BY proposing some cuts in Medicare without changing its essential structure, the Clinton administration has managed to retain the backing of a key constituency - the elderly. But in appeasing them in the short term, some analysts worry, the administration may inadvertently undermine its own reform efforts and leave Medicare as little more than a hollow shell.
Medicare, the public insurance program for the nation's elderly, currently accounts for 17 percent of all health-care spending. At an annual cost of $134 billion, the popular program covers 35 million elderly Americans.
The Clinton administration proposes to leave the program operating under the traditional fee-for-service model, as it moves the rest of the nation's health-care system toward a managed-care arrangement.
``Something has to be done, but who's going to tell your mother she has got to join an HMO [health-maintenance organization]?'' asks Cathie Jo Martin, a political scientist at Boston University.
Some analysts believe that leaving Medicare intact is a prudent policy decision that will provide stability while the rest of the system is in transition. Others contend that it could turn Medicare into a poor, isolated program that could destabilize the whole reform effort.
``Simply to leave a fee-for-service system in place doesn't provide very much opportunity for more effective and efficient management,'' says Peter Wilson, vice president for policy development at the American Hospital Association (AHA).
In Medicare's traditional fee-for-service model, doctors and hospitals are reimbursed for each procedure performed. The more they do, the more money they make. Under a managed care system, health-care providers are given a set amount for each patient. The fewer procedures performed, the more money the hospitals and doctors get to keep. The incentive then becomes to manage more efficiently and to keep people healthier.
Both the administration plan and the chief Republican alternative depend on anticipated savings from the shift to managed care to help pay for the nation's 37 million uninsured and to expand the Medicare program to include coverage for prescription drugs. The plans aim to save more than $124 billion from Medicare over five years by cutting paperwork and increasing efficiency.
But many analysts question how quickly those savings can be accomplished.
``There's tremendous skepticism given how long it has taken managed care to reach 20 percent of the market,'' says Mark Peterson, a professor at the University of Pittsburgh, noting the first managed-care systems were developed 50 years ago.
The AHA is particularly concerned about the Clinton plan's dependence on anticipated savings. Medicare accounts for 40 percent of all hospital revenues. If projected health-care savings don't materialize in the private sector, the government may be forced to cut Medicare reimbursements to meet its health-care budget. That could lay the groundwork for reform to fail on two fronts.
First, it could create an incentive for hospitals to move costs not covered by Medicare onto patients in the private sector. Cost-shifting is a primary culprit fueling today's spiraling health-care costs.
Second, inadequate Medicare reimbursements could leave hospitals with a high percentage of Medicare patients at a disadvantage in the competitive managed-competition system.
In this proposed system, hospitals will be expected to join with other providers to create a network that would contract with insurance companies to give cradle-to-grave coverage for a set fee. If a hospital has a high volume of costly, elderly patients, it may not be able to be a competitive partner and could find itself left out of the system.
``Those deep cuts [of $124 billion] not only threaten the viability of Medicare, but they also threaten to destabilize the system that health reform promises,'' Mr.
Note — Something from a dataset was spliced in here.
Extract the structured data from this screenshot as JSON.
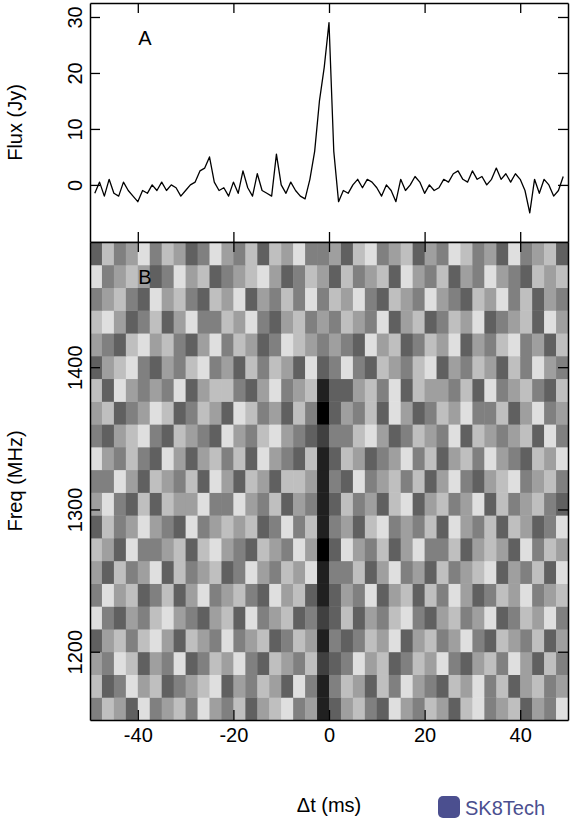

Wilson says.
But other analysts believe that Medicare is working well now and could provide much needed stability as the country moves into the untested world of reform.
``It's a very successful program, elderly people like it, physicians are used to it, and it has a good record in the past year of keeping costs down,'' says Karen Davis, executive vice president of the Commonwealth Fund, a New York-based think tank.
Ms. Davis says hospitals with large numbers of Medicare patients will be more secure than those who will have to compete for patients through the new system of health alliances. ``With Medicare patients, hospitals will know exactly how much they will be reimbursed,'' she says, while under managed competition, reimbursement levels could be set differently each year based on market forces.
The Clinton proposal has built-in incentives to encourage the elderly to shift into managed care, a move many analysts say will eventually be necessary for overall reform to succeed. After the age of 65, people will be able to choose between remaining in their managed-care program with the package of national benefits or shifting to Medicare. The package of national health benefits will be more comprehensive and will require a lower co-payment than Medicare.
``A lot of doctors will also be changing their practices to fit into the systematic reform, so they may also become more accessible through managed-care programs,'' Dr. Peterson says.
The American Association of Retired Persons, the elderly's powerful lobby in Washington, says the Clinton plan has enough flexibility to allow elderly people to choose whichever medical system they are most comfortable with.
But the AARP is also watching the debate very carefully.
``We have many, many opportunities for direct member input, and we are leaning over backwards to be sure our members get a chance to understand the reform proposals before Congress gets involved,'' says John Rother, the AARP's chief lobbyist.
Just how the elderly lobby reacts will be critical. Most analysts agree that no healthcare reform, however well- intentioned, can succeed without their blessings.